Medical Crowdfunding, Political Marginalization, and Government Responsiveness: A Reply to Larry Temkin
Journal of Practical Ethics 7(1): 40-48
Larry Temkin draws on the work of Angus Deaton to argue that countries with poor governance sometimes rely on charitable giving and foreign aid in ways that enable them to avoid relying on their own citizens; this can cause them to be unresponsive to their citizens’ needs and thus prevent the long-term alleviation of poverty and other social problems. I argue that the implications of this “lack of government responsiveness argument” (or LOGRA) are both broader and narrower than they might first appear. I explore how LOGRA applies more broadly to certain types of charitable giving in developed countries, with a focus on medical crowdfunding. I then highlight how LOGRA does not apply to charitable giving aimed at alleviating the suffering of the absolutely politically marginalized, or those especially vulnerable people to whom governments are never responsive.
Aid Scepticism and Effective Altruism
Journal of Practical Ethics 7(1): 49-60
In the article, ‘Being Good in a World of Need: Some Empirical Worries and an Uncomfortable Philosophical Possibility,’ Larry Temkin presents some concerns about the possible impact of international aid on the poorest people in the world, suggesting that the nature of the duties of beneficence of the global rich to the global poor are much more murky than some people have made out.
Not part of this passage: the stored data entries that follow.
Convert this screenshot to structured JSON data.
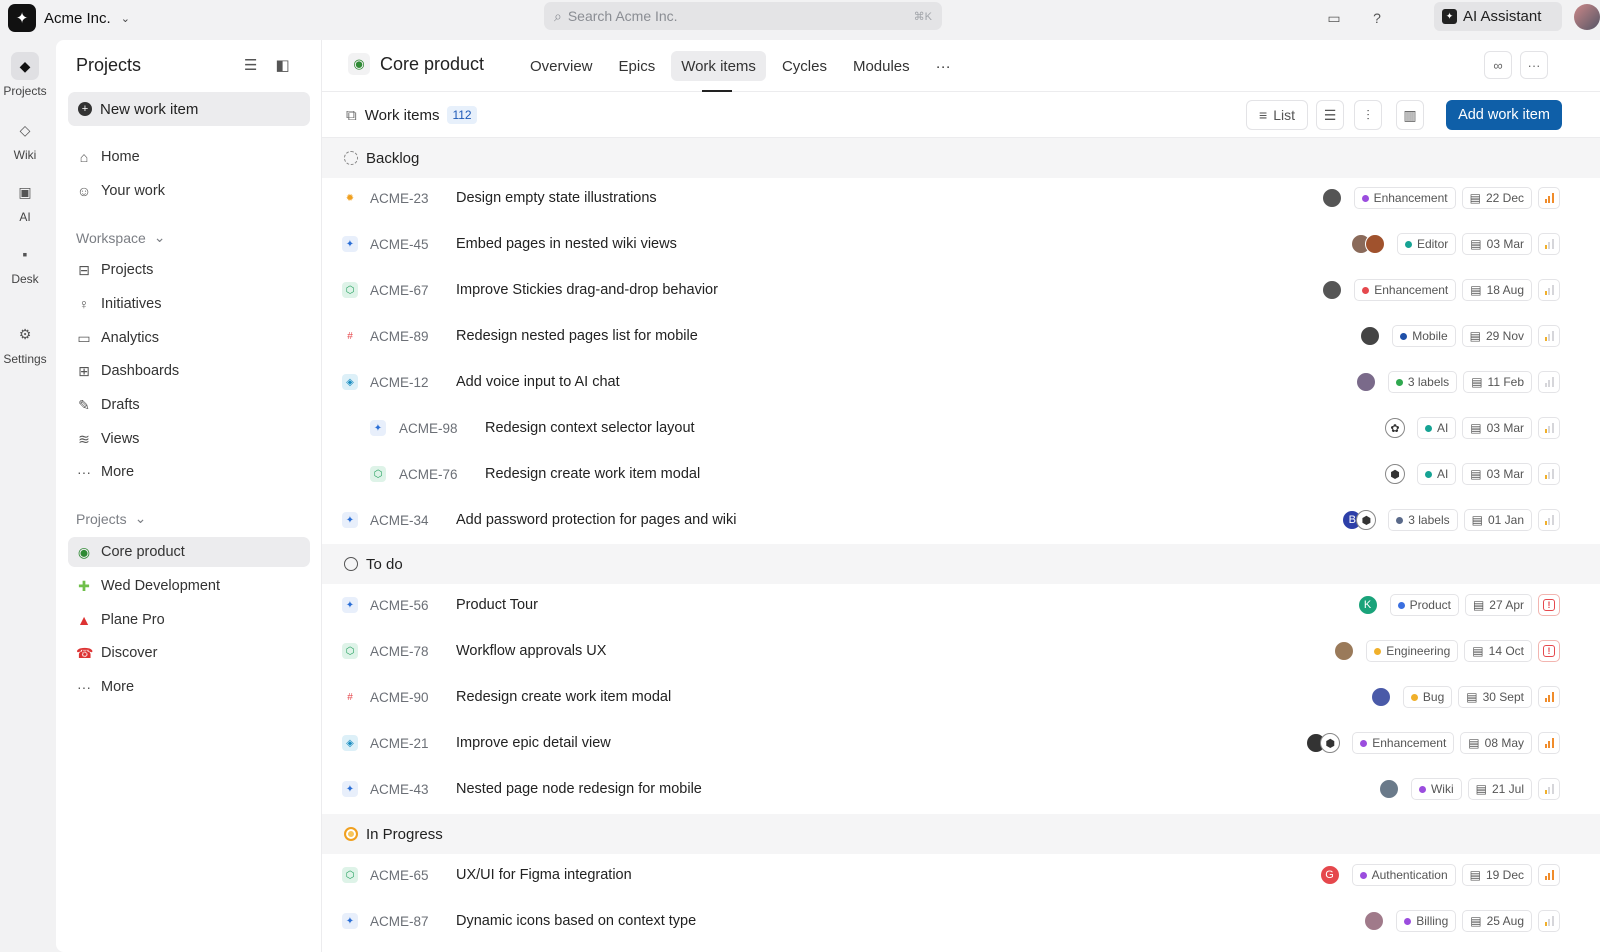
{
  "topbar": {
    "org_name": "Acme Inc.",
    "search_placeholder": "Search Acme Inc.",
    "search_shortcut": "⌘K",
    "assistant_label": "AI Assistant"
  },
  "rail": [
    {
      "label": "Projects",
      "icon": "projects-icon"
    },
    {
      "label": "Wiki",
      "icon": "wiki-icon"
    },
    {
      "label": "AI",
      "icon": "ai-icon"
    },
    {
      "label": "Desk",
      "icon": "desk-icon"
    },
    {
      "label": "Settings",
      "icon": "gear-icon"
    }
  ],
  "sidebar": {
    "title": "Projects",
    "new_item_label": "New work item",
    "top_nav": [
      {
        "label": "Home",
        "icon": "home-icon"
      },
      {
        "label": "Your work",
        "icon": "user-icon"
      }
    ],
    "workspace_label": "Workspace",
    "workspace_nav": [
      {
        "label": "Projects",
        "icon": "briefcase-icon"
      },
      {
        "label": "Initiatives",
        "icon": "bulb-icon"
      },
      {
        "label": "Analytics",
        "icon": "chart-icon"
      },
      {
        "label": "Dashboards",
        "icon": "grid-icon"
      },
      {
        "label": "Drafts",
        "icon": "pencil-icon"
      },
      {
        "label": "Views",
        "icon": "layers-icon"
      },
      {
        "label": "More",
        "icon": "more-icon"
      }
    ],
    "projects_label": "Projects",
    "projects_nav": [
      {
        "label": "Core product",
        "icon": "tractor-icon"
      },
      {
        "label": "Wed Development",
        "icon": "puzzle-icon"
      },
      {
        "label": "Plane Pro",
        "icon": "car-icon"
      },
      {
        "label": "Discover",
        "icon": "phone-icon"
      },
      {
        "label": "More",
        "icon": "more-icon"
      }
    ]
  },
  "header": {
    "project_name": "Core product",
    "tabs": [
      "Overview",
      "Epics",
      "Work items",
      "Cycles",
      "Modules"
    ],
    "more": "···"
  },
  "subbar": {
    "title": "Work items",
    "count": "112",
    "list_label": "List",
    "add_label": "Add work item"
  },
  "groups": {
    "backlog": "Backlog",
    "todo": "To do",
    "inprogress": "In Progress"
  },
  "rows": [
    {
      "id": "ACME-23",
      "name": "Design empty state illustrations",
      "label": "Enhancement",
      "date": "22 Dec"
    },
    {
      "id": "ACME-45",
      "name": "Embed pages in nested wiki views",
      "label": "Editor",
      "date": "03 Mar"
    },
    {
      "id": "ACME-67",
      "name": "Improve Stickies drag-and-drop behavior",
      "label": "Enhancement",
      "date": "18 Aug"
    },
    {
      "id": "ACME-89",
      "name": "Redesign nested pages list for mobile",
      "label": "Mobile",
      "date": "29 Nov"
    },
    {
      "id": "ACME-12",
      "name": "Add voice input to AI chat",
      "label": "3 labels",
      "date": "11 Feb"
    },
    {
      "id": "ACME-98",
      "name": "Redesign context selector layout",
      "label": "AI",
      "date": "03 Mar"
    },
    {
      "id": "ACME-76",
      "name": "Redesign create work item modal",
      "label": "AI",
      "date": "03 Mar"
    },
    {
      "id": "ACME-34",
      "name": "Add password protection for pages and wiki",
      "label": "3 labels",
      "date": "01 Jan",
      "avatar_letter": "B"
    },
    {
      "id": "ACME-56",
      "name": "Product Tour",
      "label": "Product",
      "date": "27 Apr",
      "avatar_letter": "K"
    },
    {
      "id": "ACME-78",
      "name": "Workflow approvals UX",
      "label": "Engineering",
      "date": "14 Oct"
    },
    {
      "id": "ACME-90",
      "name": "Redesign create work item modal",
      "label": "Bug",
      "date": "30 Sept"
    },
    {
      "id": "ACME-21",
      "name": "Improve epic detail view",
      "label": "Enhancement",
      "date": "08 May"
    },
    {
      "id": "ACME-43",
      "name": "Nested page node redesign for mobile",
      "label": "Wiki",
      "date": "21 Jul"
    },
    {
      "id": "ACME-65",
      "name": "UX/UI for Figma integration",
      "label": "Authentication",
      "date": "19 Dec",
      "avatar_letter": "G"
    },
    {
      "id": "ACME-87",
      "name": "Dynamic icons based on context type",
      "label": "Billing",
      "date": "25 Aug"
    }
  ]
}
In this article, I’ll respond to Temkin from the perspective of effective altruism—one of the targets he attacks. I’ll argue that Temkin’s critique has little empirical justification, given the conclusions he wants to reach, and is therefore impotent.
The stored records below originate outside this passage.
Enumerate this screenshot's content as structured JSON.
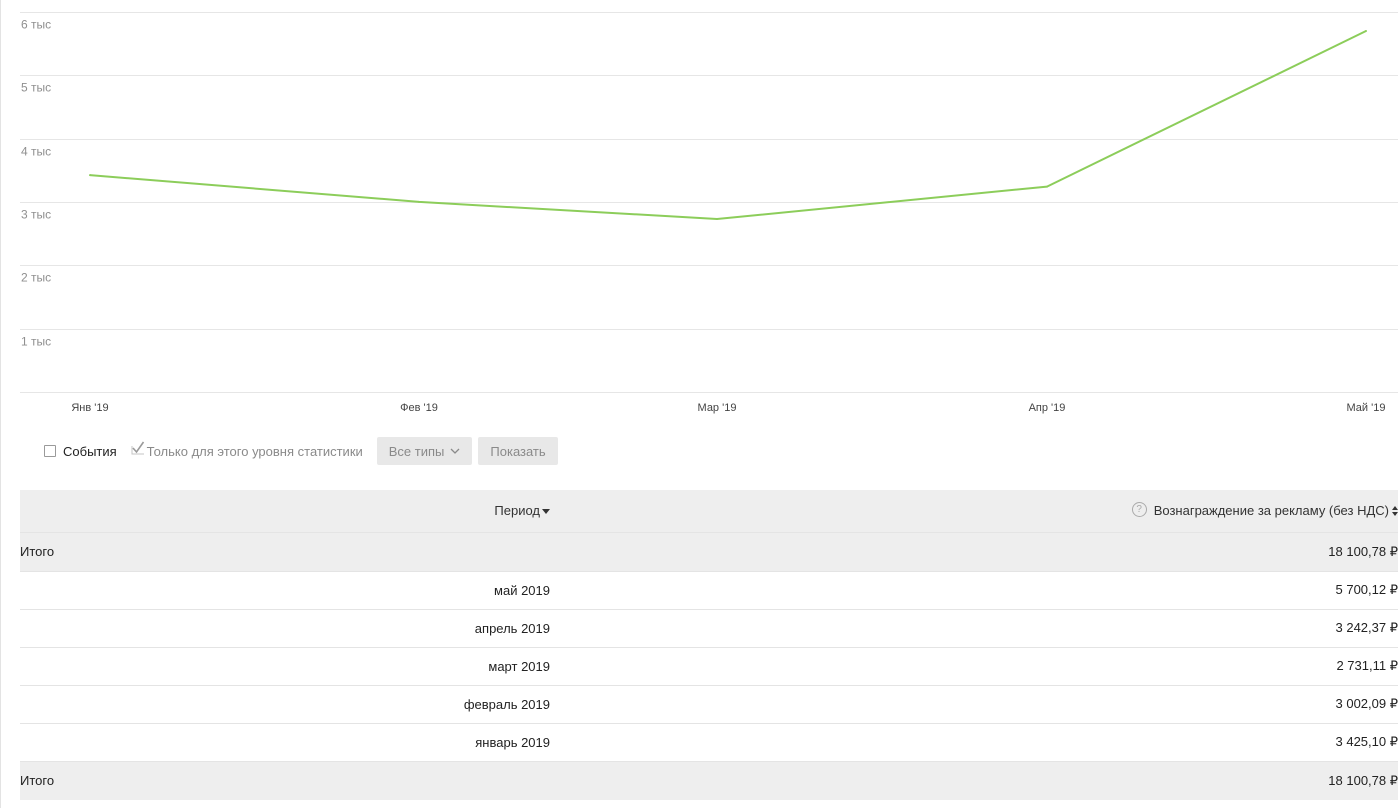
{
  "chart_data": {
    "type": "line",
    "categories": [
      "Янв '19",
      "Фев '19",
      "Мар '19",
      "Апр '19",
      "Май '19"
    ],
    "series": [
      {
        "values": [
          3425.1,
          3002.09,
          2731.11,
          3242.37,
          5700.12
        ]
      }
    ],
    "yticks": [
      {
        "value": 1000,
        "label": "1 тыс"
      },
      {
        "value": 2000,
        "label": "2 тыс"
      },
      {
        "value": 3000,
        "label": "3 тыс"
      },
      {
        "value": 4000,
        "label": "4 тыс"
      },
      {
        "value": 5000,
        "label": "5 тыс"
      },
      {
        "value": 6000,
        "label": "6 тыс"
      }
    ],
    "ylim": [
      0,
      6000
    ],
    "grid": true,
    "line_color": "#8ccd5a",
    "grid_color": "#e6e6e6"
  },
  "controls": {
    "events_label": "События",
    "level_only_label": "Только для этого уровня статистики",
    "types_select": "Все типы",
    "show_button": "Показать"
  },
  "table": {
    "header_period": "Период",
    "header_reward": "Вознаграждение за рекламу (без НДС)",
    "help_icon": "?",
    "total_label": "Итого",
    "total_value": "18 100,78 ₽",
    "rows": [
      {
        "period": "май 2019",
        "value": "5 700,12 ₽"
      },
      {
        "period": "апрель 2019",
        "value": "3 242,37 ₽"
      },
      {
        "period": "март 2019",
        "value": "2 731,11 ₽"
      },
      {
        "period": "февраль 2019",
        "value": "3 002,09 ₽"
      },
      {
        "period": "январь 2019",
        "value": "3 425,10 ₽"
      }
    ]
  }
}
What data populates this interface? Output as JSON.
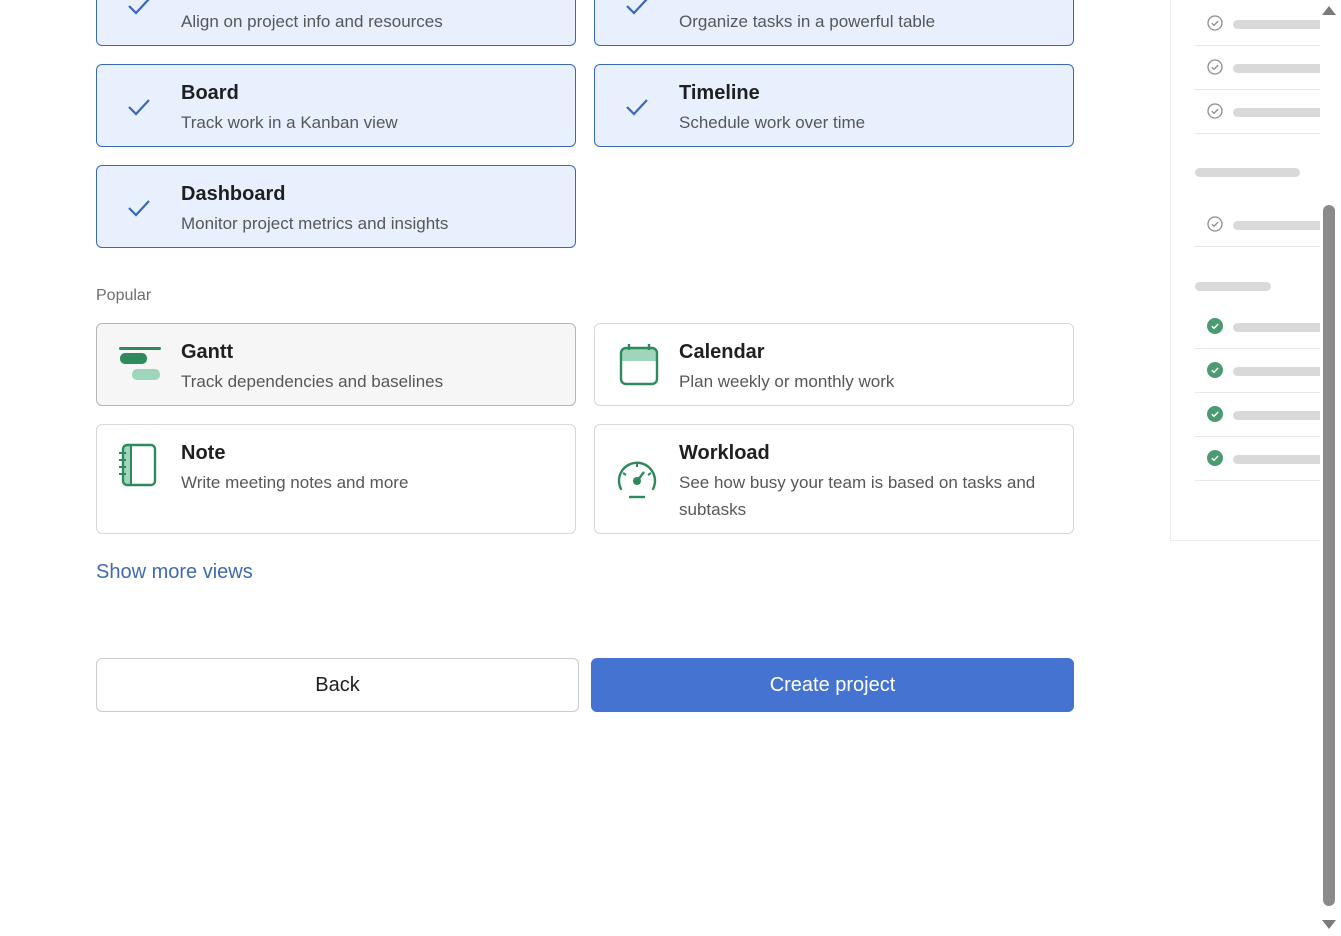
{
  "selected_views": [
    {
      "title": "",
      "desc": "Align on project info and resources"
    },
    {
      "title": "",
      "desc": "Organize tasks in a powerful table"
    },
    {
      "title": "Board",
      "desc": "Track work in a Kanban view"
    },
    {
      "title": "Timeline",
      "desc": "Schedule work over time"
    },
    {
      "title": "Dashboard",
      "desc": "Monitor project metrics and insights"
    }
  ],
  "popular": {
    "label": "Popular",
    "items": [
      {
        "title": "Gantt",
        "desc": "Track dependencies and baselines",
        "icon": "gantt-icon"
      },
      {
        "title": "Calendar",
        "desc": "Plan weekly or monthly work",
        "icon": "calendar-icon"
      },
      {
        "title": "Note",
        "desc": "Write meeting notes and more",
        "icon": "note-icon"
      },
      {
        "title": "Workload",
        "desc": "See how busy your team is based on tasks and subtasks",
        "icon": "workload-gauge-icon"
      }
    ]
  },
  "show_more": "Show more views",
  "buttons": {
    "back": "Back",
    "create": "Create project"
  },
  "colors": {
    "accent": "#4573d2",
    "selected_bg": "#e8f0fd",
    "selected_border": "#3a67b9",
    "icon_green": "#2e8a5c",
    "icon_light_green": "#9fd6bb"
  }
}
First Steps Towards an Ethics of Robots and Artificial Intelligence
Journal of Practical Ethics 7(1): 61-95
This article offers an overview of the main first-order ethical questions raised by robots and Artificial Intelligence (RAIs) under five broad rubrics: functionality, inherent significance, rights and responsibilities, side-effects, and threats. The first letter of each rubric taken together conveniently generates the acronym FIRST. Special attention is given to the rubrics of functionality and inherent significance given the centrality of the former and the tendency to neglect the latter in virtue of its somewhat nebulous and contested character. In addition to exploring some illustrative issues arising under each rubric, the article also emphasizes a number of more general themes. These include: the multiplicity of interacting levels on which ethical questions about RAIs arise, the need to recognise that RAIs potentially implicate the full gamut of human values (rather than exclusively or primarily some readily identifiable sub-set of ethical or legal principles), and the need for practically salient ethical reflection on RAIs to be informed by a realistic appreciation of their existing and foreseeable capacities.